J. D. Morgenthaler, ``Static Analysis for a Software Transformation Tool'', Ph.D. Thesis, Technical Report CS97-552, Department of Computer Science and Engineering, University of California, San Diego, August 1997.


Software is difficult and costly to modify correctly. Automating tiresome mechanical tasks such as program restructuring is one approach to reducing the burden of software maintenance. Several restructuring tools have been proposed and prototyped, all centered on the concept of meaning-preserving transformations similar in spirit to compiler optimizations. Like optimizing compilers, these tools rely on static analysis to reason about the correctness of program changes. However, the cost (in both time and space) of static analysis serves as the limiting factor for transformation tools, resulting in slow, complex tool designs that scale poorly for use on large systems.

To reduce these costs, this thesis proposes efficient, demand-driven flow analysis techniques as an alternate to traditional, compiler-based methods. These techniques operate directly on the abstract syntax tree (AST), the data structure most appropriate for use in a source-to-source tool architecture. By eliminating the need for other program representations such as the standard control flow graph (CFG) or program dependence graph (PDG), this approach greatly simplifies program modification.

A key contribution of this work is the idea of virtual control flow, a method for computing the control successors or predecessors of individual AST expressions on demand. This method handles all types of structured and unstructured jumps found in an imperative programming language such as C. Virtual control flow couples well with demand-driven data flow analysis to minimize the cost of determining semantic information. To conservatively estimate data flow relationships, the effects of aliasing between memory locations can be inexpensively approximated using flow-insensitive points-to analysis based on type inference.

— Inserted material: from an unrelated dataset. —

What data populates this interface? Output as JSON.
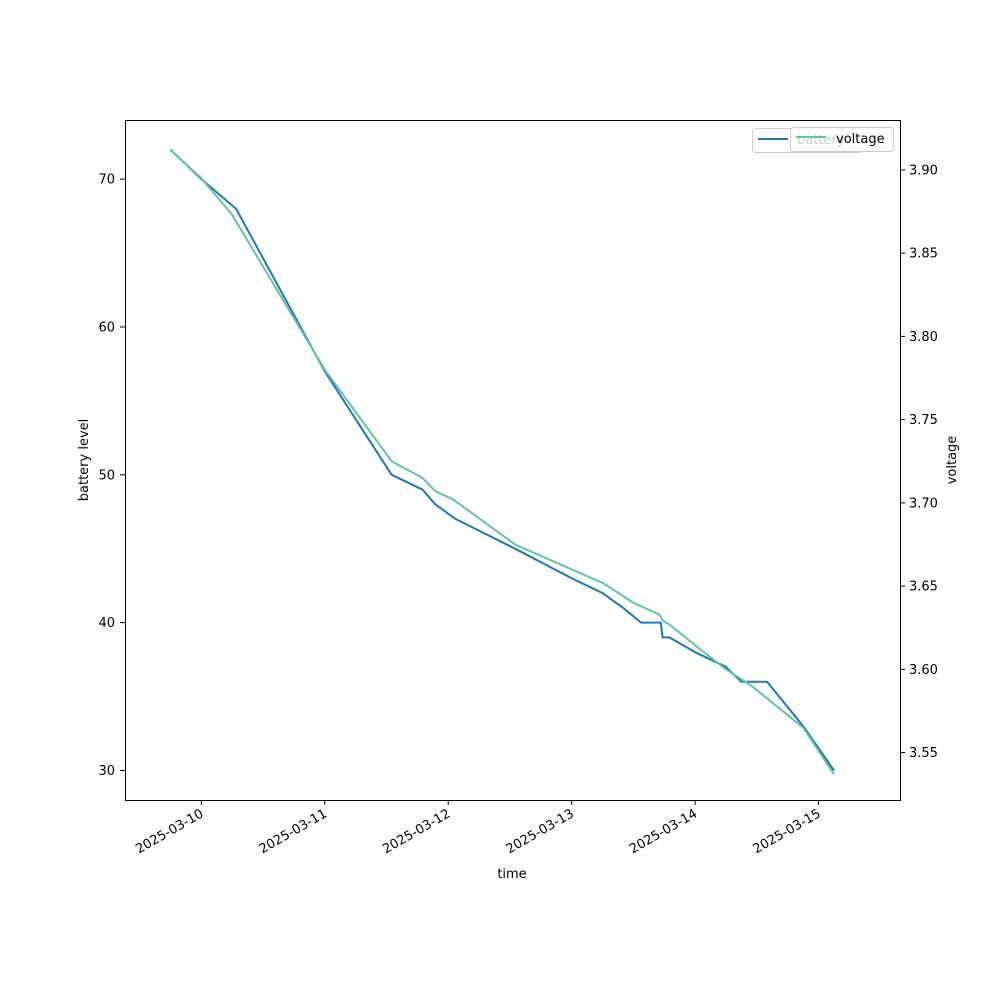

These techniques were implemented in a prototype tool called Cstructure to support a simple restructuring transformation for reordering program statements. To check that this transformation does not change the program's behavior requires syntax, control flow and data dependence analysis. Experimental results on three programs ranging in size from 72,000 to 213,000 lines of code demonstrate the performance advantages of such aggressive demand-driven approaches. For the largest program, gcc, check times for the average statement were 50 milliseconds on a desktop workstation.